This is the second installment in the Travers and Redmond series, but as I’m late to the party, I haven’t read the first part. So we’ll have to see how well this book works as a stand alone, right? Let’s get cracking.
Of course, being new to the party means I don’t know the people here, in this case Natasha Travers and Lucas Redmond. I’m getting acquainted with them during the first pages, but it’s immediately clear there is more history between the two of them then is being shown. If you’ve read the first book, you might know more about it and Lucas’ affair than I do. You might also know more about their professions – apparently Natasha is an archeologist, but also quite the fighter when it comes to melee combat. And Lucas? Not sure about him – but the way he thinks about using a knife makes me mark him as a stone cold killer. Maybe an assassin of sorts? Whatever he is – there must be something that ties him to Natasha. They’re a curious couple, that’s for sure.
But whatever they are, they’re partners in crime – quite literally, as we open the book with the pair of them trying to gain the trust of and access to a tribe of amazonian fighters in Columbia, just to steal a necklace. They’re calling themselves The Acquirers, and acquiring that necklace means Natasha has to fight her way into the sisterhood.
If you take a look at the book cover, the name Indiana Jones might pop up in your mind. While Harrison Ford is supposed to return to his whip-lashing prime role that started his career for good in 2023 (Indy 5, believe it or not), he’ll be an old man. (Sorry, Harrison, there’s no sense denying your age.) But if Indiana Jones would be a young and ass-kicking woman, Natasha she would be. (Although Indy would probably try to return the necklace to a museum and get into trouble with Nazis along his way. All in a day’s work, right?)

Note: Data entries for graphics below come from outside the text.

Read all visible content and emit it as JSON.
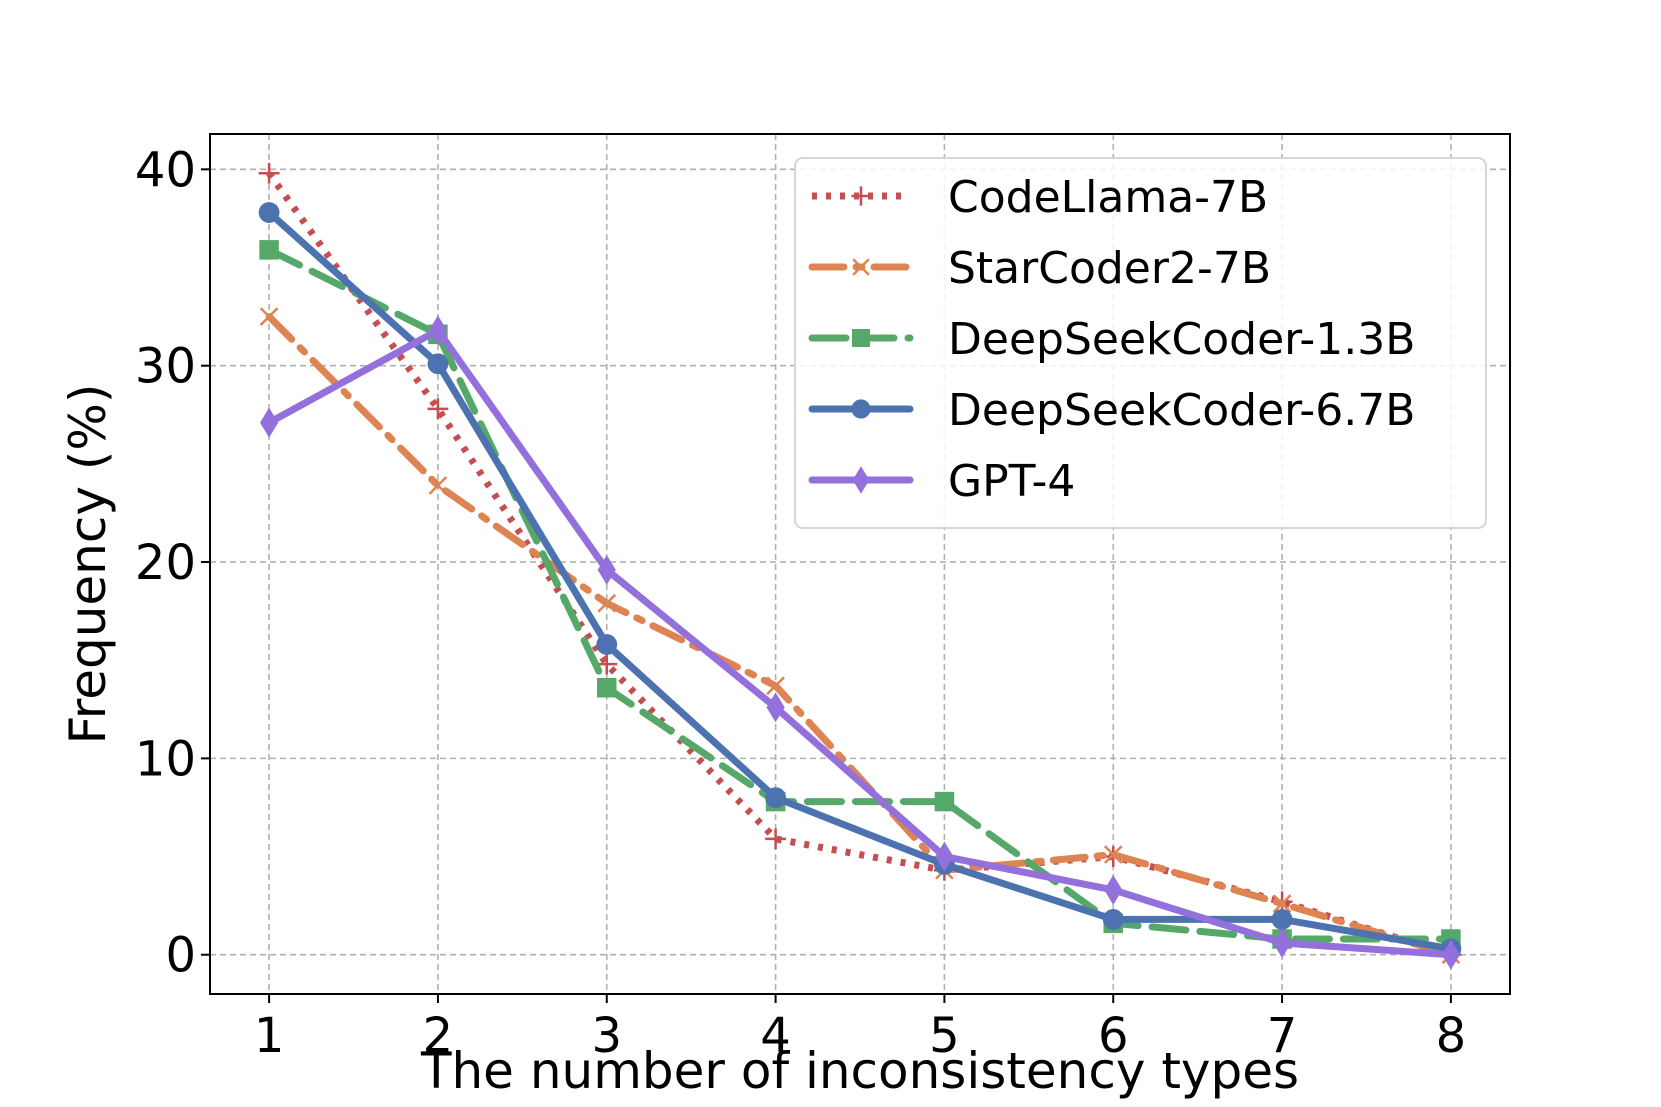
{
  "chart_data": {
    "type": "line",
    "title": "",
    "xlabel": "The number of inconsistency types",
    "ylabel": "Frequency (%)",
    "x": [
      1,
      2,
      3,
      4,
      5,
      6,
      7,
      8
    ],
    "x_ticks": [
      "1",
      "2",
      "3",
      "4",
      "5",
      "6",
      "7",
      "8"
    ],
    "y_ticks": [
      "0",
      "10",
      "20",
      "30",
      "40"
    ],
    "xlim": [
      0.65,
      8.35
    ],
    "ylim": [
      -2,
      41.8
    ],
    "grid": true,
    "legend_position": "top-right",
    "series": [
      {
        "name": "CodeLlama-7B",
        "values": [
          39.8,
          27.8,
          14.8,
          5.9,
          4.3,
          5.0,
          2.7,
          0.0
        ],
        "color": "#c44e52",
        "line_style": "dotted",
        "marker": "plus"
      },
      {
        "name": "StarCoder2-7B",
        "values": [
          32.5,
          23.9,
          17.9,
          13.7,
          4.3,
          5.1,
          2.6,
          0.0
        ],
        "color": "#dd8452",
        "line_style": "dashdot",
        "marker": "x"
      },
      {
        "name": "DeepSeekCoder-1.3B",
        "values": [
          35.9,
          31.6,
          13.6,
          7.8,
          7.8,
          1.6,
          0.8,
          0.8
        ],
        "color": "#55a868",
        "line_style": "dashed",
        "marker": "square"
      },
      {
        "name": "DeepSeekCoder-6.7B",
        "values": [
          37.8,
          30.1,
          15.8,
          8.0,
          4.6,
          1.8,
          1.8,
          0.3
        ],
        "color": "#4c72b0",
        "line_style": "solid",
        "marker": "circle"
      },
      {
        "name": "GPT-4",
        "values": [
          27.1,
          31.8,
          19.6,
          12.6,
          5.0,
          3.3,
          0.6,
          0.0
        ],
        "color": "#9370db",
        "line_style": "solid",
        "marker": "diamond"
      }
    ]
  }
}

Back to the story, there are some harebrained things there. Like Natasha and Lucas are getting divorced, and both sign over their half of the business to the other, which ends up with them still being partners and each one owning (the other) half of the business. I can’t see any lawyer going through with this without contacting their clients and asking for new instructions, but then again I think Desmond saw that as a way out of the pit he’s dug himself into it. Now they are divorced but still partners, which means the Trevors/Redmond series can go on.
And go on it does. After the introductory bit in Columbia, the story takes flight. I soon had the feeling of being thrown into a barrel with too many names in it, and I think this novel has pacing issues. Suddenly, there’s a lot of stuff happening all at once, and too me it looks like Desmond is a juggler trying to keep too many balls in the air at the same time. Which means some will get dropped. And weird stuff happens, like people having a civilized conversation in a stairwell while being chased by a killer with two sharp knives. Don’t get me wrong, I’m all about civilized conversations, but there’s a time and a place for it. Having a slasher breathing down my neck is neither one.
And with this, we uncovered the true problem of the plot. There is a lot of fantastic stuff, random encounters and events woven into the plot, to get the protagonists mixed up with a lot of stuff. Like I said, juggling too many balls, dropping some. To really get into the story, we don’t talk about simple suspension of disbelief – no, the disbelief has to be murdered. And buried in a lead coffin. Which has to be thrown into the deepest end of a lake.
Now that I’ve come to think about it – this has all the hallmarks of a Jason Statham movie. You know, the popcorn snacking kind of action movie where it’s best not to think about what you’re watching right now, but rather enjoy the trip while it lasts. So, starting at this point, I’ll change my mental picture of Travers and Redmond. I’m now going to cast Jason Statham as Redmond and Alicia Vikander (2018’s Lara Croft) as Travers. And instead of a thriller plot, I’m now expecting a Hollywood action plot. The plot gets renamed to Spot again. (You’ll have to read this review if you haven’t met Spot before.)
So, what’s the final verdict? For me, it’s a 3.5 out of 5 stars. The main problem stays the juggling of too many balls. Is this Tomb Raider? Partly, yes. Action movie? Yes. Conspiracy thriller? Yes. Supernatural or religious thriller? Yes. Romance? Well, no, but Lucas can’t keep it in, that’s for sure.
It’s trying to be all of that at the same time, and sometimes (or rather, often) logic is sacrificed to get to the next point of action fast. You would be hard pressed to find roads even in rural third world countries with holes bigger than the plot holes here. That being said, if you fancy some fast paced action without thinking too much and a conspiracy to boot, then you’ll be happy picking this series up.